## Regression Mini Lab

The aim of this lab is to gain a better understanding of the impact regularization has on the performance of models.

In [None]:
import matplotlib
import numpy as np
import matplotlib.cm as cm
import matplotlib.mlab as mlab
import matplotlib.pyplot as plt
import scipy.stats
from IPython.display import Math, display
from sklearn.linear_model import (
    LinearRegression,
    SGDRegressor,
    Ridge,
    Lasso
)
from sklearn.metrics import mean_squared_error
from sklearn.preprocessing import StandardScaler

%matplotlib inline

## Generate the "data"

The values of our input are randomly sampled from a normal distribution, which is often used to describe bell-shaped processes which tends towards central values with tails that quickly fall off.

The values we are trying to predict will be a cosine transformation of the inputs, with a slight slope so as to break the symmetry, and some additional normally distributed noise 

In [None]:
def gen_func(x, noise=0.):
    return 0.15*x + np.cos(x*np.pi/2.) + scipy.stats.norm.rvs(size=len(x), random_state=2)*noise

n = 1000
f_train = 0.9
x = scipy.stats.norm.rvs(loc=0, scale=0.8, size=n, random_state=3)
y = gen_func(x, noise=0.2)

n_train = int(f_train*n)
x_train = x[:n_train]
y_train = y[:n_train]
x_test = x[n_train:]
y_test = y[n_train:]
x_grid = np.linspace(-4, 4, 101)

## Learn the function

We will try to learn the relationship between the inputs and the values using polynomial regression without regression, using lasso, and using ridge.

Since the cosine is a complicated function to learn, we will have to use a high-order polynomial to describe it.

In [None]:
# Set the order of the polynomial fit
n_poly = 22

fig, axs = plt.subplots(2, 1, figsize=(8,8), gridspec_kw={'height_ratios':[3, 1]})
axs = np.ravel(axs)

ax = axs[0]
ax.plot(x_train, y_train, 'o', alpha=0.1, label='data')
ax.plot(x_grid, gen_func(x_grid, noise=0), 'k--', label='Ground Truth')

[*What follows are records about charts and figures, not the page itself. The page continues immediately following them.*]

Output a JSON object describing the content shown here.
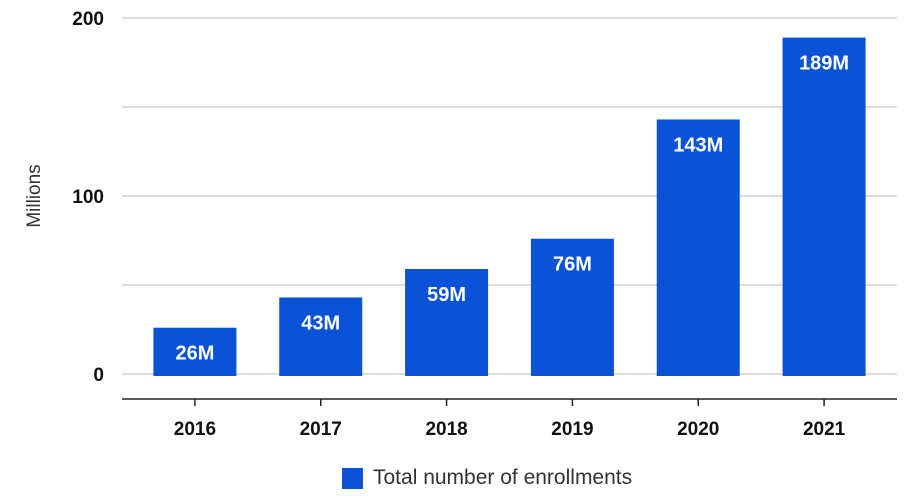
{
  "colors": {
    "bar": "#0a52d6",
    "grid": "#d0d0d0",
    "axis": "#222222"
  },
  "chart_data": {
    "type": "bar",
    "title": "",
    "xlabel": "",
    "ylabel": "Millions",
    "categories": [
      "2016",
      "2017",
      "2018",
      "2019",
      "2020",
      "2021"
    ],
    "series": [
      {
        "name": "Total number of enrollments",
        "values": [
          26,
          43,
          59,
          76,
          143,
          189
        ],
        "labels": [
          "26M",
          "43M",
          "59M",
          "76M",
          "143M",
          "189M"
        ]
      }
    ],
    "ylim": [
      0,
      200
    ],
    "yticks": [
      0,
      50,
      100,
      150,
      200
    ],
    "ytick_labels": [
      "0",
      "",
      "100",
      "",
      "200"
    ],
    "grid": true,
    "legend_position": "bottom-center"
  }
}
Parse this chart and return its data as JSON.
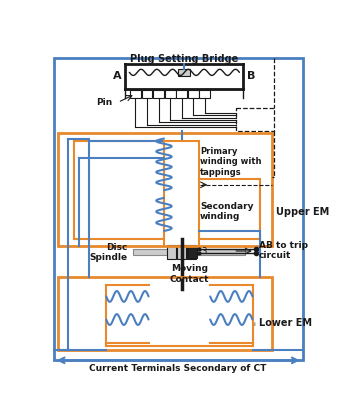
{
  "orange": "#E8892B",
  "blue": "#4A7FC0",
  "dark": "#1a1a1a",
  "gray": "#888888",
  "lgray": "#cccccc",
  "bg": "#ffffff",
  "plug_bridge_label": "Plug Setting Bridge",
  "label_A": "A",
  "label_B": "B",
  "label_Pin": "Pin",
  "label_primary": "Primary\nwinding with\ntappings",
  "label_secondary": "Secondary\nwinding",
  "label_disc": "Disc\nSpindle",
  "label_moving": "Moving\nContact",
  "label_upper": "Upper EM",
  "label_lower": "Lower EM",
  "label_AB": "AB to trip\ncircuit",
  "label_current": "Current Terminals Secondary of CT",
  "label_3": "3"
}
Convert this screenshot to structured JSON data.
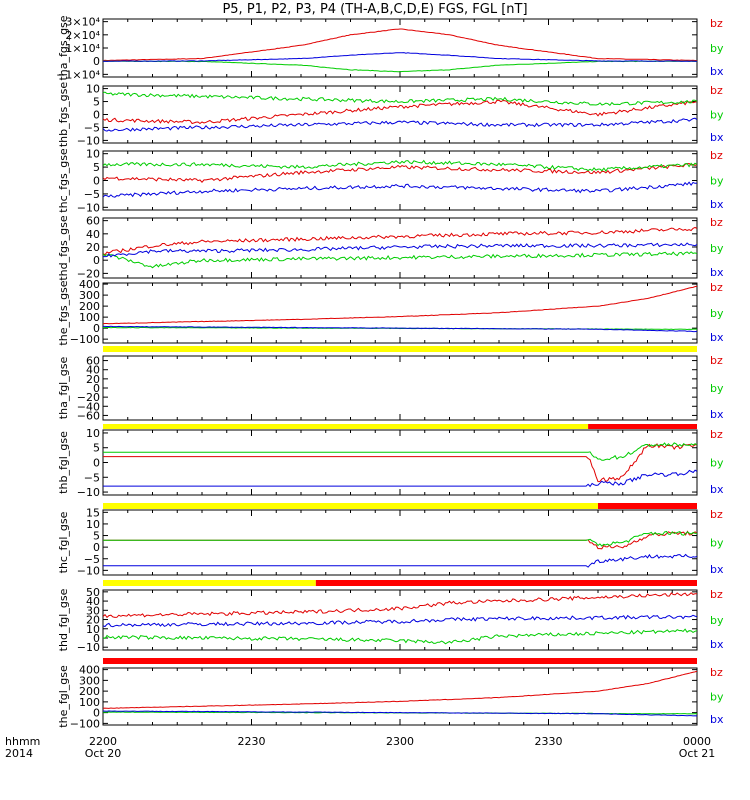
{
  "title": "P5, P1, P2, P3, P4 (TH-A,B,C,D,E) FGS, FGL [nT]",
  "x_axis": {
    "row_labels": [
      "hhmm",
      "2014"
    ],
    "ticks": [
      "2200",
      "2230",
      "2300",
      "2330",
      "0000"
    ],
    "dates": [
      "Oct 20",
      "Oct 21"
    ]
  },
  "colors": {
    "bz": "#e00000",
    "by": "#00cc00",
    "bx": "#0000dd",
    "yellow": "#ffff00",
    "red_bar": "#ff0000"
  },
  "chart_data": [
    {
      "type": "line",
      "ylabel": "tha_fgs_gse",
      "yticks": [
        "3×10⁴",
        "2×10⁴",
        "1×10⁴",
        "0",
        "−1×10⁴"
      ],
      "ylim": [
        -12000,
        32000
      ],
      "legend": [
        "bz",
        "by",
        "bx"
      ],
      "x": [
        "22:00",
        "22:20",
        "22:40",
        "22:50",
        "23:00",
        "23:10",
        "23:20",
        "23:40",
        "00:00"
      ],
      "series": [
        {
          "name": "bz",
          "values": [
            500,
            2000,
            12000,
            20000,
            24500,
            20000,
            12000,
            2000,
            500
          ]
        },
        {
          "name": "by",
          "values": [
            0,
            -200,
            -3000,
            -6500,
            -8000,
            -6500,
            -3000,
            -200,
            0
          ]
        },
        {
          "name": "bx",
          "values": [
            0,
            200,
            2000,
            4500,
            6500,
            4500,
            2000,
            200,
            0
          ]
        }
      ]
    },
    {
      "type": "line",
      "ylabel": "thb_fgs_gse",
      "yticks": [
        "10",
        "5",
        "0",
        "−5",
        "−10"
      ],
      "ylim": [
        -11,
        11
      ],
      "legend": [
        "bz",
        "by",
        "bx"
      ],
      "x": [
        "22:00",
        "22:20",
        "22:40",
        "23:00",
        "23:20",
        "23:40",
        "00:00"
      ],
      "series": [
        {
          "name": "bz",
          "values": [
            -2,
            -3,
            0,
            3,
            5,
            0,
            5
          ]
        },
        {
          "name": "by",
          "values": [
            8,
            7,
            6,
            5,
            6,
            4,
            5
          ]
        },
        {
          "name": "bx",
          "values": [
            -6,
            -5,
            -4,
            -3,
            -4,
            -4,
            -2
          ]
        }
      ]
    },
    {
      "type": "line",
      "ylabel": "thc_fgs_gse",
      "yticks": [
        "10",
        "5",
        "0",
        "−5",
        "−10"
      ],
      "ylim": [
        -11,
        11
      ],
      "legend": [
        "bz",
        "by",
        "bx"
      ],
      "x": [
        "22:00",
        "22:20",
        "22:40",
        "23:00",
        "23:20",
        "23:40",
        "00:00"
      ],
      "series": [
        {
          "name": "bz",
          "values": [
            1,
            0,
            3,
            5,
            4,
            3,
            6
          ]
        },
        {
          "name": "by",
          "values": [
            6,
            6,
            5,
            7,
            6,
            4,
            6
          ]
        },
        {
          "name": "bx",
          "values": [
            -6,
            -4,
            -3,
            -2,
            -3,
            -4,
            -1
          ]
        }
      ]
    },
    {
      "type": "line",
      "ylabel": "thd_fgs_gse",
      "yticks": [
        "60",
        "40",
        "20",
        "0",
        "−20"
      ],
      "ylim": [
        -27,
        64
      ],
      "legend": [
        "bz",
        "by",
        "bx"
      ],
      "x": [
        "22:00",
        "22:10",
        "22:20",
        "22:40",
        "23:00",
        "23:20",
        "23:40",
        "00:00"
      ],
      "series": [
        {
          "name": "bz",
          "values": [
            10,
            22,
            28,
            32,
            36,
            40,
            42,
            48
          ]
        },
        {
          "name": "by",
          "values": [
            10,
            -10,
            0,
            2,
            4,
            6,
            8,
            10
          ]
        },
        {
          "name": "bx",
          "values": [
            6,
            14,
            14,
            16,
            20,
            22,
            22,
            24
          ]
        }
      ]
    },
    {
      "type": "line",
      "ylabel": "the_fgs_gse",
      "yticks": [
        "400",
        "300",
        "200",
        "100",
        "0",
        "−100"
      ],
      "ylim": [
        -135,
        410
      ],
      "legend": [
        "bz",
        "by",
        "bx"
      ],
      "x": [
        "22:00",
        "22:20",
        "22:40",
        "23:00",
        "23:20",
        "23:40",
        "23:50",
        "00:00"
      ],
      "series": [
        {
          "name": "bz",
          "values": [
            40,
            60,
            80,
            105,
            140,
            200,
            270,
            380
          ]
        },
        {
          "name": "by",
          "values": [
            5,
            3,
            0,
            -2,
            -5,
            -8,
            -10,
            -10
          ]
        },
        {
          "name": "bx",
          "values": [
            15,
            10,
            5,
            0,
            -5,
            -10,
            -20,
            -30
          ]
        }
      ]
    },
    {
      "type": "line",
      "ylabel": "tha_fgl_gse",
      "yticks": [
        "60",
        "40",
        "20",
        "0",
        "−20",
        "−40",
        "−60"
      ],
      "ylim": [
        -70,
        70
      ],
      "legend": [
        "bz",
        "by",
        "bx"
      ],
      "x": [],
      "series": []
    },
    {
      "type": "line",
      "ylabel": "thb_fgl_gse",
      "yticks": [
        "10",
        "5",
        "0",
        "−5",
        "−10"
      ],
      "ylim": [
        -11,
        11
      ],
      "legend": [
        "bz",
        "by",
        "bx"
      ],
      "x": [
        "22:00",
        "23:38",
        "23:40",
        "23:45",
        "23:50",
        "23:55",
        "00:00"
      ],
      "series": [
        {
          "name": "bz",
          "values": [
            2,
            2,
            -6,
            -5,
            6,
            5,
            6
          ]
        },
        {
          "name": "by",
          "values": [
            3.5,
            3.5,
            1,
            2,
            6,
            6,
            6
          ]
        },
        {
          "name": "bx",
          "values": [
            -8,
            -8,
            -7,
            -7,
            -4,
            -4,
            -3
          ]
        }
      ]
    },
    {
      "type": "line",
      "ylabel": "thc_fgl_gse",
      "yticks": [
        "15",
        "10",
        "5",
        "0",
        "−5",
        "−10"
      ],
      "ylim": [
        -12,
        16
      ],
      "legend": [
        "bz",
        "by",
        "bx"
      ],
      "x": [
        "22:00",
        "23:38",
        "23:40",
        "23:45",
        "23:50",
        "23:55",
        "00:00"
      ],
      "series": [
        {
          "name": "bz",
          "values": [
            3,
            3,
            0,
            0,
            5,
            6,
            6
          ]
        },
        {
          "name": "by",
          "values": [
            3,
            3,
            1,
            2,
            6,
            6,
            6
          ]
        },
        {
          "name": "bx",
          "values": [
            -8,
            -8,
            -6,
            -5,
            -4,
            -4,
            -4
          ]
        }
      ]
    },
    {
      "type": "line",
      "ylabel": "thd_fgl_gse",
      "yticks": [
        "50",
        "40",
        "30",
        "20",
        "10",
        "0",
        "−10"
      ],
      "ylim": [
        -13,
        52
      ],
      "legend": [
        "bz",
        "by",
        "bx"
      ],
      "x": [
        "22:00",
        "22:20",
        "22:40",
        "23:00",
        "23:10",
        "23:20",
        "23:40",
        "00:00"
      ],
      "series": [
        {
          "name": "bz",
          "values": [
            24,
            26,
            28,
            32,
            38,
            40,
            44,
            48
          ]
        },
        {
          "name": "by",
          "values": [
            1,
            0,
            -1,
            -3,
            -5,
            2,
            5,
            8
          ]
        },
        {
          "name": "bx",
          "values": [
            14,
            15,
            16,
            18,
            20,
            21,
            22,
            23
          ]
        }
      ]
    },
    {
      "type": "line",
      "ylabel": "the_fgl_gse",
      "yticks": [
        "400",
        "300",
        "200",
        "100",
        "0",
        "−100"
      ],
      "ylim": [
        -115,
        415
      ],
      "legend": [
        "bz",
        "by",
        "bx"
      ],
      "x": [
        "22:00",
        "22:20",
        "22:40",
        "23:00",
        "23:20",
        "23:40",
        "23:50",
        "00:00"
      ],
      "series": [
        {
          "name": "bz",
          "values": [
            40,
            60,
            80,
            105,
            140,
            200,
            270,
            385
          ]
        },
        {
          "name": "by",
          "values": [
            5,
            3,
            0,
            -2,
            -5,
            -8,
            -10,
            -10
          ]
        },
        {
          "name": "bx",
          "values": [
            15,
            10,
            5,
            0,
            -5,
            -10,
            -20,
            -30
          ]
        }
      ]
    }
  ],
  "mode_bars": [
    {
      "segments": [
        {
          "color": "yellow",
          "from": "22:00",
          "to": "00:00"
        }
      ]
    },
    {
      "segments": [
        {
          "color": "yellow",
          "from": "22:00",
          "to": "23:38"
        },
        {
          "color": "red_bar",
          "from": "23:38",
          "to": "00:00"
        }
      ]
    },
    {
      "segments": [
        {
          "color": "yellow",
          "from": "22:00",
          "to": "23:40"
        },
        {
          "color": "red_bar",
          "from": "23:40",
          "to": "00:00"
        }
      ]
    },
    {
      "segments": [
        {
          "color": "yellow",
          "from": "22:00",
          "to": "22:43"
        },
        {
          "color": "red_bar",
          "from": "22:43",
          "to": "00:00"
        }
      ]
    },
    {
      "segments": [
        {
          "color": "red_bar",
          "from": "22:00",
          "to": "00:00"
        }
      ]
    }
  ]
}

# Fit the data using three regression methods
for clf, label in (
    (LinearRegression(), 'Linear Regression'),
    (Ridge(alpha=0.01), 'Ridge'),
    (Lasso(alpha=0.0005), 'Lasso'),
    
):

    print '-='*20
    print clf

    # The raw transformation of inputs can result in a large range of values.
    # Use a scaler to make sure each of the inputs to the regression are comparable.
    ss = StandardScaler()
    poly_train = ss.fit_transform(np.array([np.power(x_train, i) for i in range(1, n_poly)]).T)
    poly_test = ss.transform(np.array([np.power(x_test, i) for i in range(1, n_poly)]).T)
    poly_grid = ss.transform(np.array([np.power(x_grid, i) for i in range(1, n_poly)]).T)

    # Fit and evaluate the regression
    clf.fit(poly_train, y_train)
    fit_r2 = clf.score(poly_train, y_train)
    y_pred = clf.predict(poly_test)
    mse_pred = mean_squared_error(y_test, y_pred)
    
    print 'Fit R^2 = %.2f, prediction MSE = %.5f' % (fit_r2, mse_pred)
    
    ax = axs[0]
    y_pred = clf.predict(poly_grid)
    ax.plot(x_grid, y_pred, '-', label=label)
    
    vals = 'y = %s' % (
        ' + '.join(
            [('%.2f~x^{%d}' % (coef, power))
             for power, coef
             in enumerate(clf.coef_)
            ])
    )
    display(Math(vals))

    ax = axs[1]
    ax.plot(np.abs(clf.coef_), 'o', alpha=0.5, label=label)

ax = axs[0]
ax.set_ylim(-2, 2)
ax.set_xlim(-3, 3)
ax.legend(loc='upper center', ncol=3)

ax = axs[1]
ax.set_ylim(0, 1.3)
ax.set_xlabel('Coefficient')
ax.set_ylabel('Absolute Value')
ax.legend(loc='best', ncol=3)
print

## Open Questions
* How did the different types of regularization affect the coefficients?
  * How are they changed if we increase or decrease the alpha parameter?
  * Does the number of non-zero coefficients have an impact on the quality of the predictions?
  * Does the magnitude of the coefficients have an impact on the quality of the predictions?
  * What about the behavior in the low-frequency tails?
* Why are the mean squared error values so much smaller than for the previous exercise?
* What would happen if the training and/or testing dataset was more evenly spaced out between -3 and 3?